One of the residents took me to one of the largest Hindu temples in the world called Meenakshi Amman Temple, which forms the heart and lifeline of the 2,500 year-old holy city of Madurai. It is considered one of the "New Seven Wonders of the World" and was truly a sight to see. Again, barefoot.
There are live elephants that walk through the temple because they are considered sacred creatures. I had one bless me when he tapped his trunk on my head.

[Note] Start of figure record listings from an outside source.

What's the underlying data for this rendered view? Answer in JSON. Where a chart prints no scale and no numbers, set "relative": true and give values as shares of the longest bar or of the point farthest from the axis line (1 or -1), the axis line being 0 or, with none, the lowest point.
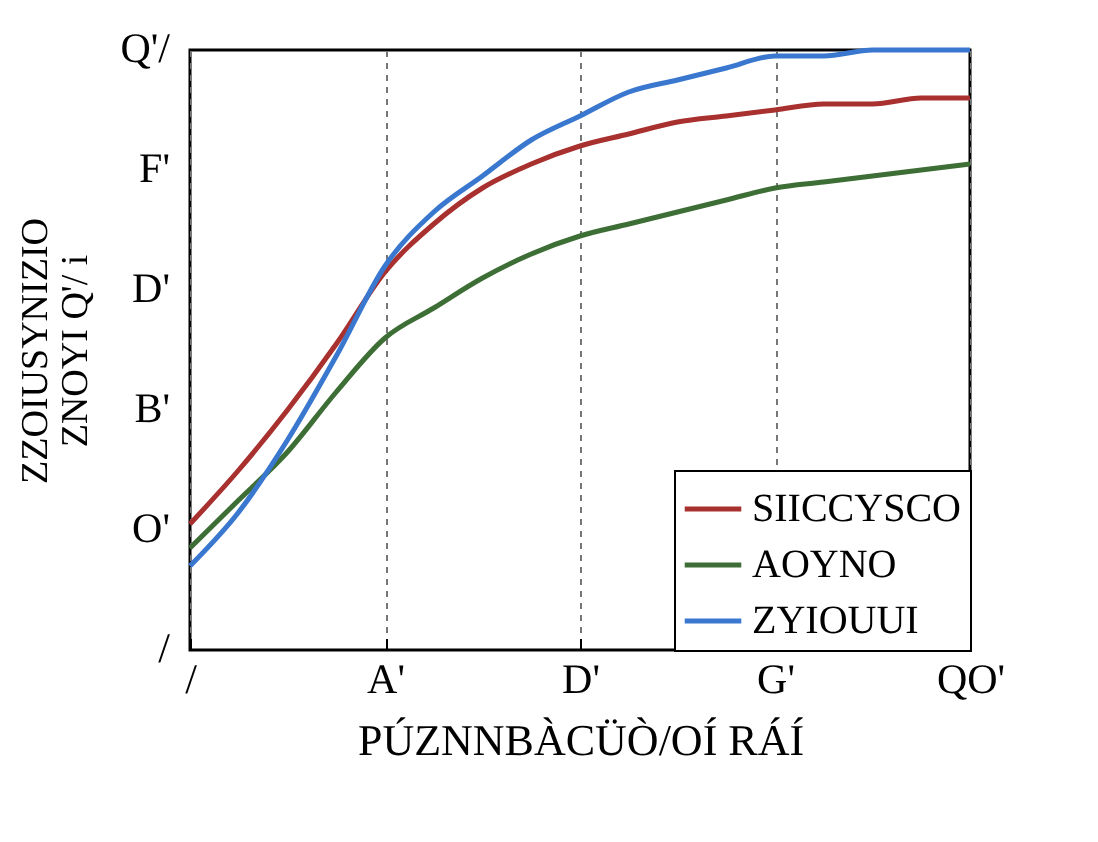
{
  "chart_data": {
    "type": "line",
    "relative": true,
    "xlabel": "PÚZNNBÀCÜÒ/OÍ RÁÍ",
    "ylabel": "ZZOIUSYNIZIO\nZNOYI Q'/ i",
    "categories": [
      "/",
      null,
      null,
      null,
      "A'",
      null,
      null,
      null,
      "D'",
      null,
      null,
      null,
      "G'",
      null,
      null,
      null,
      "QO'"
    ],
    "series": [
      {
        "name": "SIICCYSCO",
        "color": "#a8302e",
        "values": [
          0.21,
          0.3,
          0.4,
          0.51,
          0.63,
          0.71,
          0.77,
          0.81,
          0.84,
          0.86,
          0.88,
          0.89,
          0.9,
          0.91,
          0.91,
          0.92,
          0.92
        ]
      },
      {
        "name": "AOYNO",
        "color": "#3d6e35",
        "values": [
          0.17,
          0.25,
          0.33,
          0.43,
          0.52,
          0.57,
          0.62,
          0.66,
          0.69,
          0.71,
          0.73,
          0.75,
          0.77,
          0.78,
          0.79,
          0.8,
          0.81
        ]
      },
      {
        "name": "ZYIOUUI",
        "color": "#3a78d0",
        "values": [
          0.14,
          0.23,
          0.35,
          0.49,
          0.64,
          0.73,
          0.79,
          0.85,
          0.89,
          0.93,
          0.95,
          0.97,
          0.99,
          0.99,
          1,
          1,
          1
        ]
      }
    ],
    "annotations": [
      "Q'/",
      "F'",
      "D'",
      "B'",
      "O'",
      "/"
    ],
    "grid": "x",
    "legend": "bottom right",
    "marker": "none",
    "line_style": "solid"
  }
}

The very last day, Dr. Narendranath presented me with a very nice award for serving as visiting faculty. It was a token of his appreciation. But the pleasure was truly all mine.
Hospitality
One common theme that persisted in each city and hospital I visited was the wonderful hospitality. I was greeted with such warmth and kindness by each EM program director, residents, and staff. The PDs in each hospital would constantly ask if there was anything they could do to make my stay and experience better. One PD even had the hotel chef prepare a different traditional south Indian dish every meal. Also, the respect that is given by each resident was amazing. They would all stand when I entered the room and would constantly say "yes sir" or "no sir," something I would never expect (not even when I am 65 and ready to retire), and something Americans often lack - respect for peers and elders.
Acuity
The acuity of patients presenting to the emergency departments at each of the three hospitals I visited were quite different than here in America. I know here at Palmetto, we generally see anywhere from 93,000-100,000 patients in our ED every year. We admit approximately 23% of our patients to the hospital. An even lower percentage gets admitted to the step-down unit, and even fewer get admitted to the ICU. However, in Madurai at Meenakshi Mission Hospital, they see approximately 14,000 to 15,000 patients per year in the ED, of which they admit more than 50% to the ICU! These numbers were pretty similar at both BGS Global Hospitals in Bangalore and Chennai. Point being, the patients present with much higher acuity in India, mostly because they do not have great access to health care, but also because they oftentimes attempt to treat ailments with home remedy and prayer.
EMS
The ambulances used were quite different as well. They are hardly equipped in comparison to our ambulances here in the United States and the EMS personnel basically act as taxi drivers - they are not nearly as trained or skilled in resuscitation as those whom we take for granted here. However, there is now a push toward educating EMS personnel in advanced resuscitative measures.
I could not be more thankful for the opportunity to partake in such a wonderful experience. I know it could not have been possible without the partnership of the Palmetto EM Residency Program with the GWU International Medicine Program. Most notably, I would like to thank our program director, Dr. Thomas Cook, whose incessant mentioning and push for pursuance of global health, international travel, and its unbelievable life-impacting potential proved 100% true! Also, I would like to thank Dr. Heather Brown and Dr. Kate Douglass who helped make this all possible. I will never forget this great experience.